Here is a question about two definitions. They are the following:

Definition 1. Let $\displaystyle k$ be a fixed algebraically closed field. If $\displaystyle X, Y$ are two affine varieties, a morphism $\displaystyle \phi : X \rightarrow Y$ is a continuous map such that for every open set $\displaystyle V \subseteq Y$, and for every regular function $\displaystyle f : V \rightarrow k$, the function $\displaystyle f \circ \phi : \phi^{-1}(V) \rightarrow k$ is regular.

Definition 2. A map $\displaystyle f : X \rightarrow Y$ between two affine varieties $\displaystyle X \subseteq \mathbb{A}^m$ and $\displaystyle Y \subseteq \mathbb{A}^n$ is called a morphism if there exists $\displaystyle n$ polynomials $\displaystyle f_1, \ldots, f_n \in k[x_1, \ldots, x_m]$ such that $\displaystyle f(x)=(f_1(x), \ldots, f_n(x))$ for all $\displaystyle x =(x_1, \ldots, x_m) \in X$.
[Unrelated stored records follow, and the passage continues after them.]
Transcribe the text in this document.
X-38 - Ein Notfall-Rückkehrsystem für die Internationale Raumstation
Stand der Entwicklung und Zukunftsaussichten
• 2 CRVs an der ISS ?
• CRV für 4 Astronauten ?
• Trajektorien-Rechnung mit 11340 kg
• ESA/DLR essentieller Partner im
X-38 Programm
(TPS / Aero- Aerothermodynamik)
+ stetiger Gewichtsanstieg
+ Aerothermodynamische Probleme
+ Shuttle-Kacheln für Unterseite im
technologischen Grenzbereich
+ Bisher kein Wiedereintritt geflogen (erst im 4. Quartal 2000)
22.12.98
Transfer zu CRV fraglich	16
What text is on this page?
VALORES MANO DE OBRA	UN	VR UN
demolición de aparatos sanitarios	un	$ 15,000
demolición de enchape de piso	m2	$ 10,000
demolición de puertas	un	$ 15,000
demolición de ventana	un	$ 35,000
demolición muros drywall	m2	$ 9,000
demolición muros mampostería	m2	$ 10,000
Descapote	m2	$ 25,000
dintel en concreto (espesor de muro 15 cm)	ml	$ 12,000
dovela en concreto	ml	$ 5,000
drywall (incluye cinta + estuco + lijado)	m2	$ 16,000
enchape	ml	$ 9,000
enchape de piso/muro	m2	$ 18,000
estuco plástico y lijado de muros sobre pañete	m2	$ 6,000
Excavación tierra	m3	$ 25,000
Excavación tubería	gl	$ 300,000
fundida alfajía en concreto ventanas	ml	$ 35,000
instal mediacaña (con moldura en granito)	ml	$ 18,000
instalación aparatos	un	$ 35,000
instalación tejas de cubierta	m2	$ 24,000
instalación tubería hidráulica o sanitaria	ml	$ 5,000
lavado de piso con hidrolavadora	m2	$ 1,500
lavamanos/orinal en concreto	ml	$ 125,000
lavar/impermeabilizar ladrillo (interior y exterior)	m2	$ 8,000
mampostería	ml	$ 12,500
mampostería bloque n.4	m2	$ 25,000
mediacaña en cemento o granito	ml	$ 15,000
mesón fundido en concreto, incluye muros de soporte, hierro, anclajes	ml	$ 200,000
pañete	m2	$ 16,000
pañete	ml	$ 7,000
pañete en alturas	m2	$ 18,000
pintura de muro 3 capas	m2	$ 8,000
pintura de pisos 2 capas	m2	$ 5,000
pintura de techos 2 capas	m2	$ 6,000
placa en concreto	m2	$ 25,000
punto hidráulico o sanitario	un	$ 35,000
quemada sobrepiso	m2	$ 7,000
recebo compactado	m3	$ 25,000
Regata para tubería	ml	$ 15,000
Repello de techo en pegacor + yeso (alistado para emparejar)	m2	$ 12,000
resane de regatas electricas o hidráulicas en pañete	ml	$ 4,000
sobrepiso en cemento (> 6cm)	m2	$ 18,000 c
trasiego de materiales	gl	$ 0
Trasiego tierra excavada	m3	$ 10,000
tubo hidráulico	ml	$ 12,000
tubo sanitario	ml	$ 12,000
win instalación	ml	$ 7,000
These are two definitions from different textbooks: Hartshorne, Algebraic Geometry, and Mumford, Algebraic Geometry I. Are these definitions equivalent or a similar restatement of them equivalent? If so, how do you prove that they are equivalent? I believe that they are equivalent but I do not see how to prove this. Thanks for your help.